Today, gold is correcting from the new all-time high reached yesterday amid the strengthening of the U.S. dollar. The dollar is recovering after a two-day decline following comments from Federal Reserve Chair Jerome Powell, who sought to temper expectations of rapid rate cuts, noting that the Fed must weigh the risks of high inflation and a weakening labor market when making monetary policy decisions. He emphasized that excessively sharp easing could leave the fight against inflation unfinished and would require subsequent course adjustments. These remarks supported the dollar after its drop from a weekly high and restrained the rise in precious metal prices.
For better trading opportunities, attention should turn to upcoming U.S. economic data, including final Q2 GDP figures and durable goods orders on Thursday, as well as the Personal Consumption Expenditures (PCE) price index — the Fed's key inflation gauge — due Friday. These factors could significantly impact the trajectory of the dollar and the XAU/USD pair in the near term.

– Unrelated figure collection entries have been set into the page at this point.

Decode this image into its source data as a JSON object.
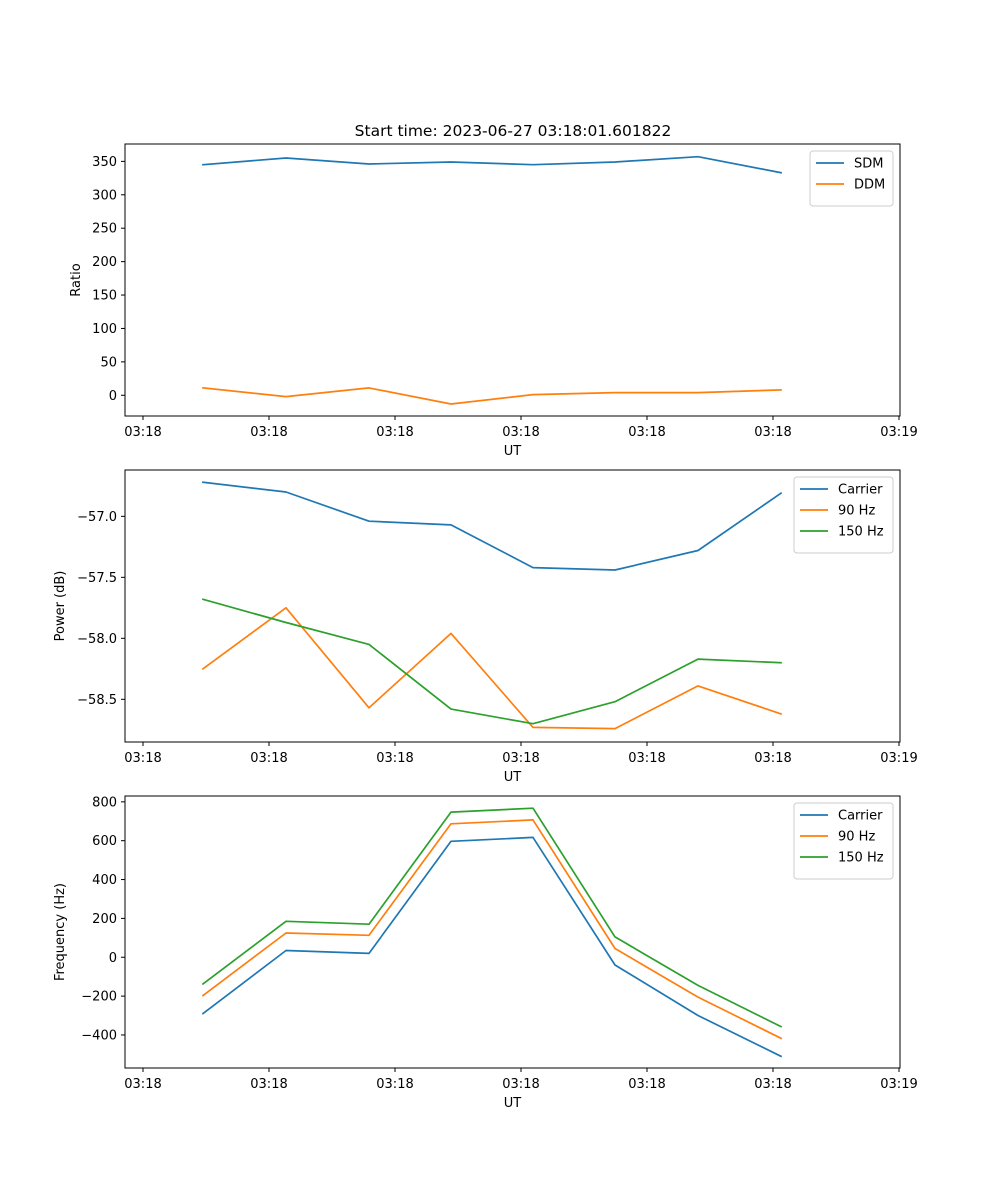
{
  "title": "Start time: 2023-06-27 03:18:01.601822",
  "chart_data": [
    {
      "type": "line",
      "title": "Start time: 2023-06-27 03:18:01.601822",
      "xlabel": "UT",
      "ylabel": "Ratio",
      "x_tick_labels": [
        "03:18",
        "03:18",
        "03:18",
        "03:18",
        "03:18",
        "03:18",
        "03:19"
      ],
      "y_ticks": [
        0,
        50,
        100,
        150,
        200,
        250,
        300,
        350
      ],
      "y_tick_labels": [
        "0",
        "50",
        "100",
        "150",
        "200",
        "250",
        "300",
        "350"
      ],
      "ylim": [
        -31,
        376
      ],
      "legend": "top-right",
      "series": [
        {
          "name": "SDM",
          "color": "#1f77b4",
          "values": [
            345,
            355,
            346,
            349,
            345,
            349,
            357,
            333
          ]
        },
        {
          "name": "DDM",
          "color": "#ff7f0e",
          "values": [
            11,
            -2,
            11,
            -13,
            1,
            4,
            4,
            8
          ]
        }
      ]
    },
    {
      "type": "line",
      "title": "",
      "xlabel": "UT",
      "ylabel": "Power (dB)",
      "x_tick_labels": [
        "03:18",
        "03:18",
        "03:18",
        "03:18",
        "03:18",
        "03:18",
        "03:19"
      ],
      "y_ticks": [
        -58.5,
        -58.0,
        -57.5,
        -57.0
      ],
      "y_tick_labels": [
        "−58.5",
        "−58.0",
        "−57.5",
        "−57.0"
      ],
      "ylim": [
        -58.85,
        -56.62
      ],
      "legend": "top-right",
      "series": [
        {
          "name": "Carrier",
          "color": "#1f77b4",
          "values": [
            -56.72,
            -56.8,
            -57.04,
            -57.07,
            -57.42,
            -57.44,
            -57.28,
            -56.81
          ]
        },
        {
          "name": "90 Hz",
          "color": "#ff7f0e",
          "values": [
            -58.25,
            -57.75,
            -58.57,
            -57.96,
            -58.73,
            -58.74,
            -58.39,
            -58.62
          ]
        },
        {
          "name": "150 Hz",
          "color": "#2ca02c",
          "values": [
            -57.68,
            -57.87,
            -58.05,
            -58.58,
            -58.7,
            -58.52,
            -58.17,
            -58.2
          ]
        }
      ]
    },
    {
      "type": "line",
      "title": "",
      "xlabel": "UT",
      "ylabel": "Frequency (Hz)",
      "x_tick_labels": [
        "03:18",
        "03:18",
        "03:18",
        "03:18",
        "03:18",
        "03:18",
        "03:19"
      ],
      "y_ticks": [
        -400,
        -200,
        0,
        200,
        400,
        600,
        800
      ],
      "y_tick_labels": [
        "−400",
        "−200",
        "0",
        "200",
        "400",
        "600",
        "800"
      ],
      "ylim": [
        -570,
        830
      ],
      "legend": "top-right",
      "series": [
        {
          "name": "Carrier",
          "color": "#1f77b4",
          "values": [
            -290,
            35,
            20,
            597,
            617,
            -40,
            -300,
            -510
          ]
        },
        {
          "name": "90 Hz",
          "color": "#ff7f0e",
          "values": [
            -197,
            125,
            113,
            687,
            707,
            45,
            -205,
            -417
          ]
        },
        {
          "name": "150 Hz",
          "color": "#2ca02c",
          "values": [
            -137,
            185,
            170,
            747,
            767,
            105,
            -145,
            -357
          ]
        }
      ]
    }
  ]
}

From a technical standpoint, the recent rapid rise in precious metal prices has ignored overbought signals, while the reemergence of buying interest during intraday pullbacks indicates that the short-term trend remains bullish. At the same time, yesterday's pullback before the round level of 3800 shows the first signs of weakening bullish momentum. In this context, subsequent selling has opened the way toward support in the 3710–3700 range. This support zone should serve as a strong foundation for the yellow metal; however, a firm break below it could lead to more substantial losses.
In the meantime, before counting on the continuation of the strong upward trend that has persisted for the past month, it is important to wait for a sustained breakout and consolidation above the round level of 3800.